In een reactie op de ontwikkelingen van de Arbo-markt kunnen veranderingen volgens de organisatie niet uitblijven. Een succesvolle reactie van de Arbo-dienst vraagt om medewerkers die veranderingen kunnen en willen dragen. De aangestelde projectgroep die zorg draagt voor de invulling van de capaciteitsplanning, houdt zich voornamelijk bezig met het geven van een technische draai aan dit systeem. Bij aanvang van het project zijn medewerkers wat de inhoud betreft globaal op de hoogte. Uitgebreide communicatie naar beneden in de organisatie over het project valt niet binnen de scope en doelen van het project. De projectgroep verwacht dat werknemers, in het bijzonder de groep bedrijfsartsen en artsen, bedenkingen kunnen hebben over de ingeslagen richting. De bedrijfsartsen zorgen als gebruikers van het bedrijfsinformatiesysteem ANS voor de noodzakelijke input die de capaciteitsplanning tot een goed instrument moet maken. Tevens is het deze groep medewerkers die een omslag moet maken naar een meer commerciëlere benadering van het werk. In termen van dit onderzoek verwacht men enige weerstand van bedrijfsartsen ten opzichte van veranderingen die aan hun werk onderhevig zijn (§1.6). Omdat de capaciteitsplanning binnen Ardyn nog niet operationeel is, wil de organisatie een indicatie voor het aanwezige draagvlak voor veranderingen onder medewerkers.

1.8 Probleemstelling

De betrokken medewerkers moeten uiteindelijk bereid zijn om een veranderende en nieuwe invulling te geven aan het werk. Vanuit de gedachte dat het de bedrijfsartsen zijn die de veranderingen moeten dragen en dat voldoende draagvlak onder de betrokken medewerkers essentieel is om veranderingen succesvol in te voeren, is de probleemstelling geformuleerd.

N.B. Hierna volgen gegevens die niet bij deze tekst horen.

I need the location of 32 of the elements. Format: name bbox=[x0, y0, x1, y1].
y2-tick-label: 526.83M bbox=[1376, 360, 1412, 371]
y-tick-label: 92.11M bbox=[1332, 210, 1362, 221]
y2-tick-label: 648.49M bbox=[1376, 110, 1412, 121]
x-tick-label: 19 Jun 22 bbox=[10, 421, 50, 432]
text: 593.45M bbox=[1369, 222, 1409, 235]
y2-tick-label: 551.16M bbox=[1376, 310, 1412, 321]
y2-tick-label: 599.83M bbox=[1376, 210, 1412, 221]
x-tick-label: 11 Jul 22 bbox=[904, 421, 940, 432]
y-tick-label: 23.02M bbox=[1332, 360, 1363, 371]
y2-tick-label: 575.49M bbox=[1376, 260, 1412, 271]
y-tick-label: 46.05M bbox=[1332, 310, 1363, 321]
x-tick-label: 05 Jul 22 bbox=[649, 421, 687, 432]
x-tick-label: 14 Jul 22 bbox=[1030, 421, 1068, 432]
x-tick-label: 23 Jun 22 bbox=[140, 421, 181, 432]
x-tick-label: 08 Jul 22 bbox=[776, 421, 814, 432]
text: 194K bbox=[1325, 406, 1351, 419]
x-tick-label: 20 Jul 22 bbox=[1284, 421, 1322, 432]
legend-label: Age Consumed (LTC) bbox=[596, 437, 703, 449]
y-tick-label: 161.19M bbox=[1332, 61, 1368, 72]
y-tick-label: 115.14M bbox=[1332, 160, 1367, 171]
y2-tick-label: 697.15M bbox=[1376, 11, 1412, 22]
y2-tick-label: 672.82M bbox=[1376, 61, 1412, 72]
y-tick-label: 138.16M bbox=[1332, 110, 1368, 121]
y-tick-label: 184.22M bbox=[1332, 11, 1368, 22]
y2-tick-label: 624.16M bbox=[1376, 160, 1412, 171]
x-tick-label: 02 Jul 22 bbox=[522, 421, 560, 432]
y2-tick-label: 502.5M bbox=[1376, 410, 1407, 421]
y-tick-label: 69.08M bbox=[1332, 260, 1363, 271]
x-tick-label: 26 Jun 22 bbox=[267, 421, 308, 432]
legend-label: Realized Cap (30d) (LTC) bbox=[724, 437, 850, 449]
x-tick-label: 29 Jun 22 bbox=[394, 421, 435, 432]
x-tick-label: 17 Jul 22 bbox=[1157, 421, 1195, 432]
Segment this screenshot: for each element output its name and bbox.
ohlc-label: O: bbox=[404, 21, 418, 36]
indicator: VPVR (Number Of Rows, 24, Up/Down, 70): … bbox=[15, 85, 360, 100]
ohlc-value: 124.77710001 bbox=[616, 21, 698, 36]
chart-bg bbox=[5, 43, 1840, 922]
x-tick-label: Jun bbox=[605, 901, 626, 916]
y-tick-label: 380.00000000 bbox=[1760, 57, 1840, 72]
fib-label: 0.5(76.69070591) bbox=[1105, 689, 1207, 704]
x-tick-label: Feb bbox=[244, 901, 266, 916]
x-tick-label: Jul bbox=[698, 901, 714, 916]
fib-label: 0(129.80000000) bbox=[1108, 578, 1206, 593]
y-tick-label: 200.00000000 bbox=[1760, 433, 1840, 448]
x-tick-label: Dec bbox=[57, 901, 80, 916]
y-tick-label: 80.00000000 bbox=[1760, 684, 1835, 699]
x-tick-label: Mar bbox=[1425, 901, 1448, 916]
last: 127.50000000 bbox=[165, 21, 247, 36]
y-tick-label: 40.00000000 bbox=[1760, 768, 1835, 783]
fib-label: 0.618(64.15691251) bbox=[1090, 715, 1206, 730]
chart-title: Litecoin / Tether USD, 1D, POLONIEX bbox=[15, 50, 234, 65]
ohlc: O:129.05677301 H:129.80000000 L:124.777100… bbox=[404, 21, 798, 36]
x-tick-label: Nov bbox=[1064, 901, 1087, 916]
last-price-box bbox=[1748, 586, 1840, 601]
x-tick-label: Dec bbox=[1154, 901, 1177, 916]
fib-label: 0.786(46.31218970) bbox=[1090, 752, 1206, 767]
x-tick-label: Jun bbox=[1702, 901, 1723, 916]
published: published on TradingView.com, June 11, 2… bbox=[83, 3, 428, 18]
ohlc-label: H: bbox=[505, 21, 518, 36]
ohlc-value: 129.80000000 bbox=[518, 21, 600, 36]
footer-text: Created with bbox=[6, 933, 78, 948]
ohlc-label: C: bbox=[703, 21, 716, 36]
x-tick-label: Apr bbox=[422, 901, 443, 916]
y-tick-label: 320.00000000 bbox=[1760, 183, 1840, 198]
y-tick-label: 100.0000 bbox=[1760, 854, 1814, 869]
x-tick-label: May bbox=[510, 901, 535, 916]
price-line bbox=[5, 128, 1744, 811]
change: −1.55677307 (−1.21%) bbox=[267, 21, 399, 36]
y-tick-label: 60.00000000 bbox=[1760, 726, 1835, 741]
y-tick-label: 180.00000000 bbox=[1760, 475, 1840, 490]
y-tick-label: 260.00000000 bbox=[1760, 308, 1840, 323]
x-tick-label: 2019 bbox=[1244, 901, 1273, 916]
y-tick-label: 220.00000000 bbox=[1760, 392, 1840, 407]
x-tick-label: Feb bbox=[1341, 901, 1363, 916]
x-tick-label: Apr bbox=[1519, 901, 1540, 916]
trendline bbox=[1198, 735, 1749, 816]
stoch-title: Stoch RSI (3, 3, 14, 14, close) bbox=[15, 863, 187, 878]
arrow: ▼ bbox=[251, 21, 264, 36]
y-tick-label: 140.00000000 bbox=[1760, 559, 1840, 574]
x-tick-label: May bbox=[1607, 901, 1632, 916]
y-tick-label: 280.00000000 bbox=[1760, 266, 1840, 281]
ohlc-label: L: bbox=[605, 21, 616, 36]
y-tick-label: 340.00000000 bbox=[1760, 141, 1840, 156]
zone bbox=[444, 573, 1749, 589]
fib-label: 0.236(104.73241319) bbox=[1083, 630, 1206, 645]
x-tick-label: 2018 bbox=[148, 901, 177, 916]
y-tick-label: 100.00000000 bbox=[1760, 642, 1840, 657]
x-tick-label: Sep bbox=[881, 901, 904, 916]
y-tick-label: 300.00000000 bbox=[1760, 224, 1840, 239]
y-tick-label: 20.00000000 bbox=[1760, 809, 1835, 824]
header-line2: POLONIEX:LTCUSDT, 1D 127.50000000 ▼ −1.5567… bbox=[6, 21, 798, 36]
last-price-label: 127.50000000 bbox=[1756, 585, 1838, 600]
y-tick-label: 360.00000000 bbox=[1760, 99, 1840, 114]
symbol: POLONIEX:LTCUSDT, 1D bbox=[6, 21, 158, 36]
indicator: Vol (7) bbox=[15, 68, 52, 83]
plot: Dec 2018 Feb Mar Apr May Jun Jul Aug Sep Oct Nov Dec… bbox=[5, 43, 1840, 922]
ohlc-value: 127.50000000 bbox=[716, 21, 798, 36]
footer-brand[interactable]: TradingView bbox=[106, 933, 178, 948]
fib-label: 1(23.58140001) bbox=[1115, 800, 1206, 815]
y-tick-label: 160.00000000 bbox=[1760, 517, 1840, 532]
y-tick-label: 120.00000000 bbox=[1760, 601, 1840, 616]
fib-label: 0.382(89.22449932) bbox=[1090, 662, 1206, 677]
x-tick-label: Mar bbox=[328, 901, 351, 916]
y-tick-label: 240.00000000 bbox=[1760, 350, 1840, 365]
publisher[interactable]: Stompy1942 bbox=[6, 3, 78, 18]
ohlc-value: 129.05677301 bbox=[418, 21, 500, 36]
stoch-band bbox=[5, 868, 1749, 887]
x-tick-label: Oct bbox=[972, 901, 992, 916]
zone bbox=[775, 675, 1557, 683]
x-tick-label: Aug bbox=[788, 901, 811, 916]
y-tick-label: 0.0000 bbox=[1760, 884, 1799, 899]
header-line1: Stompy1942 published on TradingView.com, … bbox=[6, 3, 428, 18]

Het doel van het onderzoek is het beschrijven van eventuele weerstand om vervolgens oplossingsrichtingen aan te reiken over de wijze waarop gewenste veranderingen vormgegeven kunnen worden. Dit zal zodanig moeten gebeuren, dat deze veranderingen aansluiting vinden bij de bedrijfsartsen en artsen van Ardyn.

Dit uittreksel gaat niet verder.